Pak Danu menjatuhkan tubuhnya diatas ranjang dan mengambil posisi duduk tepat di samping Hawa.
Sebelum memulai ceritanya, pak Danu menarik nafasnya dalam dan dihembuskan dengan kasar, nampak gurat ragu dan luka dari pandangan matanya.
"Sebelum ayah bicara panjang lebar, ayah ingin minta maaf, maafkan ayah kalau selama ini belum bisa menjadi ayah yang baik untuk Hawa, tapi perlu Hawa tau, ayah selalu berusaha memberi yang terbaik untuk anak anak ayah tanpa ada yang dibedakan, yang melakukan kesalahan pasti dapat hukuman dari ayah, dan ayah yakin Hawa tau itu semua." Pak Danu menarik nafasnya dalam, sebelum kembali melanjutkan kalimatnya.

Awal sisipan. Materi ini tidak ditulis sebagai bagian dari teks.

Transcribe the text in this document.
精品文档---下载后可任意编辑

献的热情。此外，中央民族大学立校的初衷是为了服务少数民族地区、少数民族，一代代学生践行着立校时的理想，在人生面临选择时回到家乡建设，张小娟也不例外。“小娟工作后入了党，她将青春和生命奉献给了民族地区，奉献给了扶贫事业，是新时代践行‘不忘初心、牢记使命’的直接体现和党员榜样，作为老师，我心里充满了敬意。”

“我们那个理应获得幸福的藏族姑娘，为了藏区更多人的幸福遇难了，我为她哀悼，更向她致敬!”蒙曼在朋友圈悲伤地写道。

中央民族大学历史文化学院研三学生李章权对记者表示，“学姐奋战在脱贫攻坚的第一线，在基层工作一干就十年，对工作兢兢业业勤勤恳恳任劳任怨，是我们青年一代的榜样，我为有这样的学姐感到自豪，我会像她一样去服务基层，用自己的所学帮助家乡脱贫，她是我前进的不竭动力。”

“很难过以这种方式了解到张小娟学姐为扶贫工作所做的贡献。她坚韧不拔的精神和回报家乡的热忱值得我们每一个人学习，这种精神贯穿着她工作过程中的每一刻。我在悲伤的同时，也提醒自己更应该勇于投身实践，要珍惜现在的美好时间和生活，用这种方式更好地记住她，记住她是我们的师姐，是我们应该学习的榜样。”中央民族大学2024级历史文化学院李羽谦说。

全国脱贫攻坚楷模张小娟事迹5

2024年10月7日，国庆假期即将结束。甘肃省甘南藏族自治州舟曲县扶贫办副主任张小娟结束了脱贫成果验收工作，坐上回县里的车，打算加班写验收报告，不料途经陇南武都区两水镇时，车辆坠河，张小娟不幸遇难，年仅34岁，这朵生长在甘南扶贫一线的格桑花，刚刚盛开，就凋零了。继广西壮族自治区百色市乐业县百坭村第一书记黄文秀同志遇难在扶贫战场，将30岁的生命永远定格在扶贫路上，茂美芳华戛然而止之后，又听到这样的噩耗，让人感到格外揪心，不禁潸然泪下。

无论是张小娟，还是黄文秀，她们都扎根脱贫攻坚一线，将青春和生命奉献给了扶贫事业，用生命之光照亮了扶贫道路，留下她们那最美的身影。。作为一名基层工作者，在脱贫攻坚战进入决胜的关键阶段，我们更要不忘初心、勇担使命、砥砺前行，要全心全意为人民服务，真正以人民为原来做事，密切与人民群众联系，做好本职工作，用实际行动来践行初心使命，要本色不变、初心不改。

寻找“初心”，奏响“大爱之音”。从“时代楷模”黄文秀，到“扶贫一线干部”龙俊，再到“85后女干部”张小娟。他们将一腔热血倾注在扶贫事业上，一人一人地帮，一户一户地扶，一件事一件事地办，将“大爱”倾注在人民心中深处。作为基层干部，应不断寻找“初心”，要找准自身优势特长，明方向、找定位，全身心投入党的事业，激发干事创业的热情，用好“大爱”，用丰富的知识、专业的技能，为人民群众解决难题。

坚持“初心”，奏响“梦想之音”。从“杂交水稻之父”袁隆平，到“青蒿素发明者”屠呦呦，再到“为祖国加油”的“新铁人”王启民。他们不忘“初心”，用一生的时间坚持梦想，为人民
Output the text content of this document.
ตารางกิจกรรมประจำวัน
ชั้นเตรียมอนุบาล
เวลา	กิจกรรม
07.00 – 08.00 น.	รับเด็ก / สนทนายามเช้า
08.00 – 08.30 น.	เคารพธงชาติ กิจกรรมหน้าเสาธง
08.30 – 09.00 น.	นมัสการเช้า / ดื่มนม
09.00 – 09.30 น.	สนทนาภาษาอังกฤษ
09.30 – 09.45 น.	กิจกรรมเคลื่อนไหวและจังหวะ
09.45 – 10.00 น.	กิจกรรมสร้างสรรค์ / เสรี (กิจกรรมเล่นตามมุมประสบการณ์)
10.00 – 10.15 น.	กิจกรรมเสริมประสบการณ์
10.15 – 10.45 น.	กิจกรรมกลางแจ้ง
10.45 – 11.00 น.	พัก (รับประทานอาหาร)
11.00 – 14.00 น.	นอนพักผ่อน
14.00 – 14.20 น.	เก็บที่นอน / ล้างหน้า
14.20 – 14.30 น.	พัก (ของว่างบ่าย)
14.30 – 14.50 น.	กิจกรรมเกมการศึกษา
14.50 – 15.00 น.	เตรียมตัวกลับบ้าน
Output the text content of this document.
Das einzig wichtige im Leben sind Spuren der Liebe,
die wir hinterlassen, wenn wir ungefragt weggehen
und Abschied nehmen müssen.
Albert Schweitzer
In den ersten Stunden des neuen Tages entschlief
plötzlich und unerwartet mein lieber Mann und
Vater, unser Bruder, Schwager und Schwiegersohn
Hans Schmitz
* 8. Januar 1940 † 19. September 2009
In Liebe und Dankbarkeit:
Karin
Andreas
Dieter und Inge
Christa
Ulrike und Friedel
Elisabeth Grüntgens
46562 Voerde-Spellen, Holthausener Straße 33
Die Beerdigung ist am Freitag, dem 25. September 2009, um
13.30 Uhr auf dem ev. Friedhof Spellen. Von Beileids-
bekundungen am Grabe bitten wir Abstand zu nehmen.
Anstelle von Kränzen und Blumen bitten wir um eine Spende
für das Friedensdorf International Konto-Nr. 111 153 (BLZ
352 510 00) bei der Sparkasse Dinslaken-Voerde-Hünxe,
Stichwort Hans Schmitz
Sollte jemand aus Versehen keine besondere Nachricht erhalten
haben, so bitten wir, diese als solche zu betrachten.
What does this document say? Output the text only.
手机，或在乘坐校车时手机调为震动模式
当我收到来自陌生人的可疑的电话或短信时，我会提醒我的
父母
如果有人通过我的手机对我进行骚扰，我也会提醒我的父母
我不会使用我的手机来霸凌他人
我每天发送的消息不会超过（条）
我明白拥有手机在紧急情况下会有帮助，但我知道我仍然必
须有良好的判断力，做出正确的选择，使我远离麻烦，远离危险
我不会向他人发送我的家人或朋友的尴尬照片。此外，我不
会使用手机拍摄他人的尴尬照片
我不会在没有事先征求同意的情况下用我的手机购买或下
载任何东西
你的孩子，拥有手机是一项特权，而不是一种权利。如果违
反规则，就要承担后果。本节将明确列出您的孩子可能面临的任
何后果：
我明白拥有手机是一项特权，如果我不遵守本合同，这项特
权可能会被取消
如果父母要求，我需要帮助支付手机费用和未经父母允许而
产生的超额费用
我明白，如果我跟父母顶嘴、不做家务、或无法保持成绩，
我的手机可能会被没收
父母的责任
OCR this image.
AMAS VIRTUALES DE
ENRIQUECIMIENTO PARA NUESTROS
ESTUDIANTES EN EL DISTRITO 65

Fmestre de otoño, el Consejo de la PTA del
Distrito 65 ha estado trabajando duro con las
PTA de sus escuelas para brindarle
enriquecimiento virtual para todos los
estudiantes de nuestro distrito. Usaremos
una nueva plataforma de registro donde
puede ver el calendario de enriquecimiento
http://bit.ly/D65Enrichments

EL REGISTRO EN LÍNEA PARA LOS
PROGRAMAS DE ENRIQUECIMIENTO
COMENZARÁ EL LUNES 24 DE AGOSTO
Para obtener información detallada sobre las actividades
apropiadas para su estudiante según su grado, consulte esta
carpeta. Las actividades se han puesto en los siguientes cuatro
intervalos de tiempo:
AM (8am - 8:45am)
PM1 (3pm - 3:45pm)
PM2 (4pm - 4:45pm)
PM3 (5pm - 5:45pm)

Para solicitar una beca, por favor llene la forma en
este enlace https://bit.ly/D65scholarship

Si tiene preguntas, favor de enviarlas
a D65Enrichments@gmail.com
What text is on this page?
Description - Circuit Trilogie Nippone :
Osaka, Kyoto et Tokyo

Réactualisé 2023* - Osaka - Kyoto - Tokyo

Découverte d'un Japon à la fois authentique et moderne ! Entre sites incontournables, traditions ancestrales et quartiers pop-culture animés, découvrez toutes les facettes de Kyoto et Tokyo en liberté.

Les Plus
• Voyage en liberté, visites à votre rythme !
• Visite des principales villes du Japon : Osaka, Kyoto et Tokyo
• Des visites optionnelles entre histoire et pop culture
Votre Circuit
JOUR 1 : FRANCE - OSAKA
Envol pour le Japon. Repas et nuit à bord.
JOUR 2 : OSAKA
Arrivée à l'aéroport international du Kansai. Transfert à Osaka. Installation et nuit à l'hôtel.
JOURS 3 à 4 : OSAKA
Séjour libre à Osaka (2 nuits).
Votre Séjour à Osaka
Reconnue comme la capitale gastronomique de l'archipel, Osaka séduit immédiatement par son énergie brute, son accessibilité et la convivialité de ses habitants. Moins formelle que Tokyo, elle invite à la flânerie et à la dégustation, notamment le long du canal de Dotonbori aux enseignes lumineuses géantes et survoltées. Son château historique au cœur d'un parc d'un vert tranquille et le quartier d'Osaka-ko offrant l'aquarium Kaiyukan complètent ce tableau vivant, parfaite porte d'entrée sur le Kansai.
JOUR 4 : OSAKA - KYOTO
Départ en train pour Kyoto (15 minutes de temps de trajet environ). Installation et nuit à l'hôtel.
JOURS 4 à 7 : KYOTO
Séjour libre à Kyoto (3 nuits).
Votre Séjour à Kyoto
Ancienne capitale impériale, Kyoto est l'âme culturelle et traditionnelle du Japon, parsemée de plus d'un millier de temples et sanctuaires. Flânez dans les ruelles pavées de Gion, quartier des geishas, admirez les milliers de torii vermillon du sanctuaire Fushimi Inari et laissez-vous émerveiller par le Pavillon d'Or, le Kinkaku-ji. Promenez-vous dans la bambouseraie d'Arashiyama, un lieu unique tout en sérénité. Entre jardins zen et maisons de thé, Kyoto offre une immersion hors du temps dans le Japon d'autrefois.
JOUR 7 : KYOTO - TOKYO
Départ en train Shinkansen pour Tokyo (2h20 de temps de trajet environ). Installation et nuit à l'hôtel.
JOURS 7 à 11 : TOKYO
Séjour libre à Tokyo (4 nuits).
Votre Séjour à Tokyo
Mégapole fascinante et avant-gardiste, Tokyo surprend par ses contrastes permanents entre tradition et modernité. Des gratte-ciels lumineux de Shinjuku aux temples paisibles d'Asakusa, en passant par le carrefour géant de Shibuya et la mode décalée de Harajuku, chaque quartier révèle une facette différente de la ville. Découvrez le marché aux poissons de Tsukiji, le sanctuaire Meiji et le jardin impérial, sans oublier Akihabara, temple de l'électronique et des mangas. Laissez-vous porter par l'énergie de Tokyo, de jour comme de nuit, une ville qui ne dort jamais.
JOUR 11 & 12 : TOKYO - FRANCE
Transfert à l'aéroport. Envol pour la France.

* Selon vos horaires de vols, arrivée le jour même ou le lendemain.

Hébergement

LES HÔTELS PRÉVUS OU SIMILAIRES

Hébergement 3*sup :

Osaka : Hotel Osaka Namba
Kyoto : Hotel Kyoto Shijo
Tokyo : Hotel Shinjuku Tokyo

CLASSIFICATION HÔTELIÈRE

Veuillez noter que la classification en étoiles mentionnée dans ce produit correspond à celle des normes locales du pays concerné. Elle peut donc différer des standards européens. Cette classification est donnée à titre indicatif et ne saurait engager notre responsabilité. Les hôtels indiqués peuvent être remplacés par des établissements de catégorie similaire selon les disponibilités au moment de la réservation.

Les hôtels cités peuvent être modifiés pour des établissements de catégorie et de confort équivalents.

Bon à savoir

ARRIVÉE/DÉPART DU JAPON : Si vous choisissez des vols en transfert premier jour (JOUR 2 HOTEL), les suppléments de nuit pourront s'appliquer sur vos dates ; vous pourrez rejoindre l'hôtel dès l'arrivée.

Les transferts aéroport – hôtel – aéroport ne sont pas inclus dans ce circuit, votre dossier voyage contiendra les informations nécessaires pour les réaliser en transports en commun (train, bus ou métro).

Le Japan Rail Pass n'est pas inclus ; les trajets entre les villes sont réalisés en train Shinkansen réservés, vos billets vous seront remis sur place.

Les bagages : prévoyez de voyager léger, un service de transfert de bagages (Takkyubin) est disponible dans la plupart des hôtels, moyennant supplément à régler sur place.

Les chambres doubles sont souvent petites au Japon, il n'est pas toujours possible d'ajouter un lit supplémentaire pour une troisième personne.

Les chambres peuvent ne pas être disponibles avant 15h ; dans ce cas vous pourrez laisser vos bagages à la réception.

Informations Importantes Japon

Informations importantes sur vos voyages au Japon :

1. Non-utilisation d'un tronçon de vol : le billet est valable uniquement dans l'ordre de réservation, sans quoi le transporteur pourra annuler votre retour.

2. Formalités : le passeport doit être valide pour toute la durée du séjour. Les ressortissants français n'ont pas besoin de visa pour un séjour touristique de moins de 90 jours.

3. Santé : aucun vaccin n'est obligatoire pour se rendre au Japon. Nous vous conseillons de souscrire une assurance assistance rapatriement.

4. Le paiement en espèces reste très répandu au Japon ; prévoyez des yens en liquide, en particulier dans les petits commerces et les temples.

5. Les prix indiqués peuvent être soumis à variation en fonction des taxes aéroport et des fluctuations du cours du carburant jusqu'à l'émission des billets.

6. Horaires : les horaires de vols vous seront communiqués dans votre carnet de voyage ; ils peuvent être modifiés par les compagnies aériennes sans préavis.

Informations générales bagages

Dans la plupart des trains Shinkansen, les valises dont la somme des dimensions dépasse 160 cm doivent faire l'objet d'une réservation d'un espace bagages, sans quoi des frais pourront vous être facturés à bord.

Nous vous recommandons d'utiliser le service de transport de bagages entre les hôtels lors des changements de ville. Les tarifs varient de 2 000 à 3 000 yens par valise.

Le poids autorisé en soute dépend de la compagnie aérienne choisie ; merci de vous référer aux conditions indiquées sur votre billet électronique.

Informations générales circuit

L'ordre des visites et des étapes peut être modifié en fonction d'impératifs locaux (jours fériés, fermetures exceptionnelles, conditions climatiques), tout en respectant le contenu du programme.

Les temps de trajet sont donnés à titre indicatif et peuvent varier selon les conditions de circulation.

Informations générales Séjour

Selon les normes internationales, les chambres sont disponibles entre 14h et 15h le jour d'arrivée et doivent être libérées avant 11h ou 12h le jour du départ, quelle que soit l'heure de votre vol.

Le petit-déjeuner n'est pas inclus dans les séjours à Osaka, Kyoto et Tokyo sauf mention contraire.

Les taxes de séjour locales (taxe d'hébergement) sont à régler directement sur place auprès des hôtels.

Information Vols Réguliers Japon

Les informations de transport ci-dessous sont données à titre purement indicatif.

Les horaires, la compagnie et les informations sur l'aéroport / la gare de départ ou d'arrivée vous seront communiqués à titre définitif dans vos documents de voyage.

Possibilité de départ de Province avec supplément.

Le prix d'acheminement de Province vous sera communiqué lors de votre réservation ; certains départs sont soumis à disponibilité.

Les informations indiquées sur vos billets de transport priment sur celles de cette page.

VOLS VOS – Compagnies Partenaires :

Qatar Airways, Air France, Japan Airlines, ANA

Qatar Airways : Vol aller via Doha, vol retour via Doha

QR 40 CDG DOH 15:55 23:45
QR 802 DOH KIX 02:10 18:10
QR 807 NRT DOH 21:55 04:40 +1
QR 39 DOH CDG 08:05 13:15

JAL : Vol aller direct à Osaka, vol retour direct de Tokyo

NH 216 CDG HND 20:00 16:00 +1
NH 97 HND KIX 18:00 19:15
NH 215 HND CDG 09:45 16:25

"Hawa, pasti kamu kecewa dengan keputusan ayah, yang tidak bisa menerima Satria dan memilih menjodohkan kamu dengan anak teman ayah. Ketahuilah nak, itu semua ayah lakukan untuk kebaikan Hawa, ayah hanya ingin melihat anak ayah hidup bahagia dan terjaga kehormatannya." Pak kembali melanjutkan omongannya dan menatap dalam pada putrinya.
"Kalau ayah ingin lihat Hawa bahagia, kebahagiaan Hawa ada pada Satria. Ayah tau itu. Hawa tidak ingin yang lainnya."
Pak Danu menatap Hawa lekat, tanpa satupun kalimat yang meluncur dari mulutnya.
"Tolong kasih tau Hawa, alasan ayah tidak merestui Satria jadi pendamping Hawa, apa yang salah dari Satria, Yah, apa?"
Pak Danu membuang pandangan dari wajah sayu sang putri, jujur hatinya juga ikut terluka melihat anak yang selama ini dijaganya dengan penuh sungguh terpuruk bahkan terluka dengan keputusannya.
Pak Danu menatap lurus ke arah pintu kamar, ingatannya mulai melayang ke masa lalu, masa dimana, luka itu diciptakan oleh sang istri, wanita yang sangat dicintainya.
"Hawa,sebenarnya....." Pak Danu tercekat dengan kemunculan istrinya yang tiba tiba.
"Cukup mas, tolong biarkan itu menjadi kenangan buruk untuk kita, cukup hanya kita berdua yang tau, aku nggak sanggup jika Hawa mengetahui ini semua, aku nggak sanggup, aku mohon, tolong jangan ceritakan ini,"
Bu Erma tiba tiba masuk dan menghentikan pak Danu agar tidak memberitahu Hawa akan masa lalunya.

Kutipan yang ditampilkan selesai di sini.